External factors can have an effect
Erich Widemark, PhD, RN, FNP-BC, is Director of Nursing and Campus College Chair for the College of Nursing at University of Phoenix, Phoenix Campus. He also works as a nurse practitioner in private practice. According to Widemark, the U.S. economy directly impacts life expectancy in several ways. “Life expectancy may be more the reflection of our health care and economic system,” he says. “We may have the right medications and treatments for a host of age-related diseases, but if our population can’t afford these treatments, or our health care system is unable to deliver these treatments consistently and effectively, then our average life expectancy will decrease.”
Widemark also says other major contributors that lower U.S. life expectancy are high infant mortality and maternal mortality rates relative to other nations, as well as the prevalence of hospital medical errors.
Addressing our nation’s mental health
Widemark believes that life expectancy isn’t just about physical health. “We need to look at life expectancy from a holistic standpoint,” he says. “While we focus on the health care aspects in treatment of diseases of aging, we ignore the psychological factors that impact these physical problems. We have stressed-out, depressed and anxious people in the U.S. who fear the economy, terrorists and [the stability of] their own livelihoods.”

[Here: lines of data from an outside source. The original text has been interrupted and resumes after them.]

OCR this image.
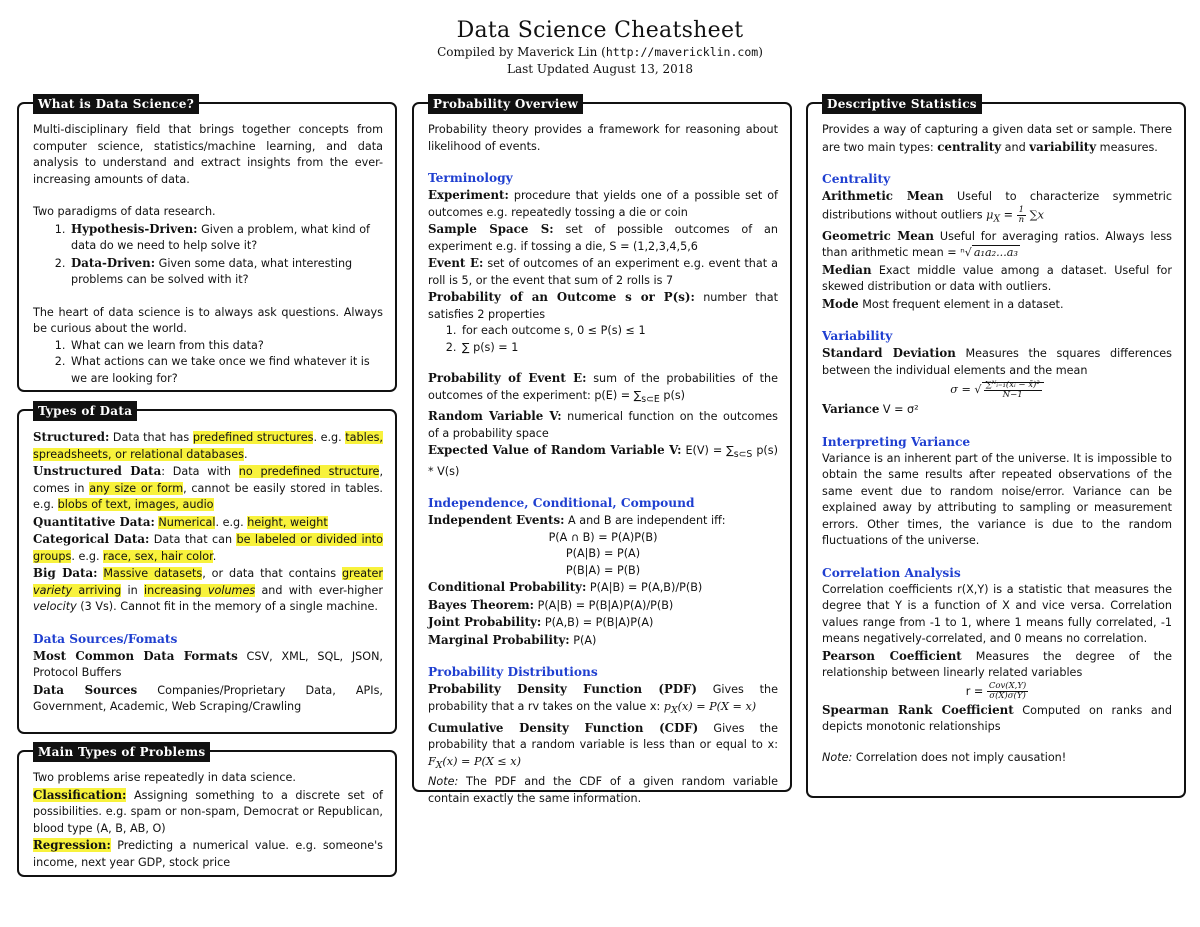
Data Science Cheatsheet
Compiled by Maverick Lin (http://mavericklin.com)
Last Updated August 13, 2018
What is Data Science?

Multi-disciplinary field that brings together concepts from computer science, statistics/machine learning, and data analysis to understand and extract insights from the ever-increasing amounts of data.

Two paradigms of data research.

1. Hypothesis-Driven: Given a problem, what kind of data do we need to help solve it?
2. Data-Driven: Given some data, what interesting problems can be solved with it?

The heart of data science is to always ask questions. Always be curious about the world.

1. What can we learn from this data?
2. What actions can we take once we find whatever it is we are looking for?
Types of Data

Structured: Data that has predefined structures. e.g. tables, spreadsheets, or relational databases.

Unstructured Data: Data with no predefined structure, comes in any size or form, cannot be easily stored in tables. e.g. blobs of text, images, audio

Quantitative Data: Numerical. e.g. height, weight

Categorical Data: Data that can be labeled or divided into groups. e.g. race, sex, hair color.

Big Data: Massive datasets, or data that contains greater variety arriving in increasing volumes and with ever-higher velocity (3 Vs). Cannot fit in the memory of a single machine.

Data Sources/Fomats

Most Common Data Formats CSV, XML, SQL, JSON, Protocol Buffers

Data Sources Companies/Proprietary Data, APIs, Government, Academic, Web Scraping/Crawling

Main Types of Problems

Two problems arise repeatedly in data science.

Classification: Assigning something to a discrete set of possibilities. e.g. spam or non-spam, Democrat or Republican, blood type (A, B, AB, O)

Regression: Predicting a numerical value. e.g. someone's income, next year GDP, stock price

Probability Overview

Probability theory provides a framework for reasoning about likelihood of events.

Terminology

Experiment: procedure that yields one of a possible set of outcomes e.g. repeatedly tossing a die or coin

Sample Space S: set of possible outcomes of an experiment e.g. if tossing a die, S = (1,2,3,4,5,6

Event E: set of outcomes of an experiment e.g. event that a roll is 5, or the event that sum of 2 rolls is 7

Probability of an Outcome s or P(s): number that satisfies 2 properties

1. for each outcome s, 0 ≤ P(s) ≤ 1
2. ∑ p(s) = 1

Probability of Event E: sum of the probabilities of the outcomes of the experiment: $p(E) = \sum_{s\subset E}$ p(s)

Random Variable V: numerical function on the outcomes of a probability space

Expected Value of Random Variable V: $E(V) = \sum_{s\subset S}$ p(s) * V(s)

Independence, Conditional, Compound

Independent Events: A and B are independent iff:

P(A ∩ B) = P(A)P(B)
P(A|B) = P(A)
P(B|A) = P(B)

Conditional Probability: P(A|B) = P(A,B)/P(B)

Bayes Theorem: P(A|B) = P(B|A)P(A)/P(B)

Joint Probability: P(A,B) = P(B|A)P(A)

Marginal Probability: P(A)

Probability Distributions

Probability Density Function (PDF) Gives the probability that a rv takes on the value x: $p_X(x) = P(X = x)$

Cumulative Density Function (CDF) Gives the probability that a random variable is less than or equal to x: $F_X(x) = P(X \le x)$

Note: The PDF and the CDF of a given random variable contain exactly the same information.

Descriptive Statistics

Provides a way of capturing a given data set or sample. There are two main types: centrality and variability measures.

Centrality

Arithmetic Mean Useful to characterize symmetric distributions without outliers $\mu_X = \frac{1}{n} \sum x$

Geometric Mean Useful for averaging ratios. Always less than arithmetic mean = ⁿ√ a₁a₂...a₃

Median Exact middle value among a dataset. Useful for skewed distribution or data with outliers.

Mode Most frequent element in a dataset.

Variability

Standard Deviation Measures the squares differences between the individual elements and the mean

σ = √ $\frac{\text{∑ᴺᵢ₌₁(xᵢ − x̄)²}}{N-1}$

Variance V = σ²

Interpreting Variance

Variance is an inherent part of the universe. It is impossible to obtain the same results after repeated observations of the same event due to random noise/error. Variance can be explained away by attributing to sampling or measurement errors. Other times, the variance is due to the random fluctuations of the universe.

Correlation Analysis

Correlation coefficients r(X,Y) is a statistic that measures the degree that Y is a function of X and vice versa. Correlation values range from -1 to 1, where 1 means fully correlated, -1 means negatively-correlated, and 0 means no correlation.

Pearson Coefficient Measures the degree of the relationship between linearly related variables

$r = \frac{\text{Cov(X,Y)}}{\sigma(X)\sigma(Y)}$

Spearman Rank Coefficient Computed on ranks and depicts monotonic relationships

Note: Correlation does not imply causation!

Furthermore, Widemark argues that the continued stigma against mental health treatment and wellness promotion compound these problems. “We all but ignore mental health treatment, which I believe severely impacts our population’s ability to cope productively with their issues of anxiety and depression,” he says.
While we focus on the health care aspects in treatment of diseases of aging, we ignore the psychological factors that impact these physical problems.

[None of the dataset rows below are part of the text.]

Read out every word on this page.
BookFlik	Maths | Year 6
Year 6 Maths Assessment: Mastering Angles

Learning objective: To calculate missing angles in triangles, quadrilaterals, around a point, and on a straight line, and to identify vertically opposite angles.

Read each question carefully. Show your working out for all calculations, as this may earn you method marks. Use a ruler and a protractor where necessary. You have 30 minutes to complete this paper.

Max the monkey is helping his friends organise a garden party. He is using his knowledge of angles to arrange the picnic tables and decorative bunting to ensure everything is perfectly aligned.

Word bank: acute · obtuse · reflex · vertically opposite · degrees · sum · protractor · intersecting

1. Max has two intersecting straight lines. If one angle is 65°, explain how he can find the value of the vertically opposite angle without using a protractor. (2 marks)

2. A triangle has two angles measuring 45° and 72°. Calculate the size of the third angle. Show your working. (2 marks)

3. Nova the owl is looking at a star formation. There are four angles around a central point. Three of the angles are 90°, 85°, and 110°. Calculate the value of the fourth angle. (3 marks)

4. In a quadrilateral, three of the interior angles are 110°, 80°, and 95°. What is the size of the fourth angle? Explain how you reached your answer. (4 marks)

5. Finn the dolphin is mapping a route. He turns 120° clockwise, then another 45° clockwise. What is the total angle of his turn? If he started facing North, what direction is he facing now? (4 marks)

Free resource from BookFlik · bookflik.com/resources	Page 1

Widemark says that stress and poor mental health can lead to many poor lifestyle choices, including increased cigarette smoking, alcohol use, drug use and compulsive overeating. “These coping mechanisms — while used to combat depression, anxiety, fear and more — impact life expectancy.”

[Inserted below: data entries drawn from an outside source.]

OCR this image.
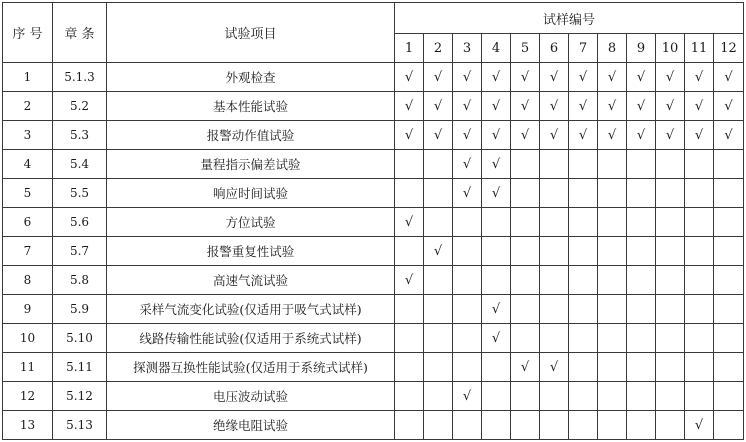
序 号	章 条	试验项目	试样编号											
			1	2	3	4	5	6	7	8	9	10	11	12
1	5.1.3	外观检查	√	√	√	√	√	√	√	√	√	√	√	√
2	5.2	基本性能试验	√	√	√	√	√	√	√	√	√	√	√	√
3	5.3	报警动作值试验	√	√	√	√	√	√	√	√	√	√	√	√
4	5.4	量程指示偏差试验			√	√								
5	5.5	响应时间试验			√	√								
6	5.6	方位试验	√											
7	5.7	报警重复性试验		√										
8	5.8	高速气流试验	√											
9	5.9	采样气流变化试验(仅适用于吸气式试样)				√								
10	5.10	线路传输性能试验(仅适用于系统式试样)				√								
11	5.11	探测器互换性能试验(仅适用于系统式试样)					√	√						
12	5.12	电压波动试验			√									
13	5.13	绝缘电阻试验											√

In order to reverse these downward trends in U.S. life expectancy, Widemark says individuals and the health care system at large need to take responsibility for improving and making better choices. “People should identify their unhealthy behaviors and obtain proper treatment for the underlying causes — that is, if they smoke or overeat, they need to get treatment for the underlying anxiety or depression they may have,” he says. “An increase in physical activity and making healthier choices for living will also increase life expectancy.”
A policy shift towards prevention can also make a real difference
In addition to addressing mental health issues and improving individual lifestyle choices, the U.S. health care system itself must change, according to Widemark. “By shifting services to concentrate on prevention instead of treatment, and by rewarding the health care system for healthy people rather than sick people, we could go a long way toward improving life expectancy,” he says. He offers suggestions like making health insurance policies cover things like gym memberships and nutrition counseling, and paying providers more money for keeping people healthy versus treating illness.
And Widemark thinks that taking a more long-term view of health can also prove beneficial. “We live in a society that thrives on instant gratification,” he says. “That outlook is counterproductive to life expectancy.”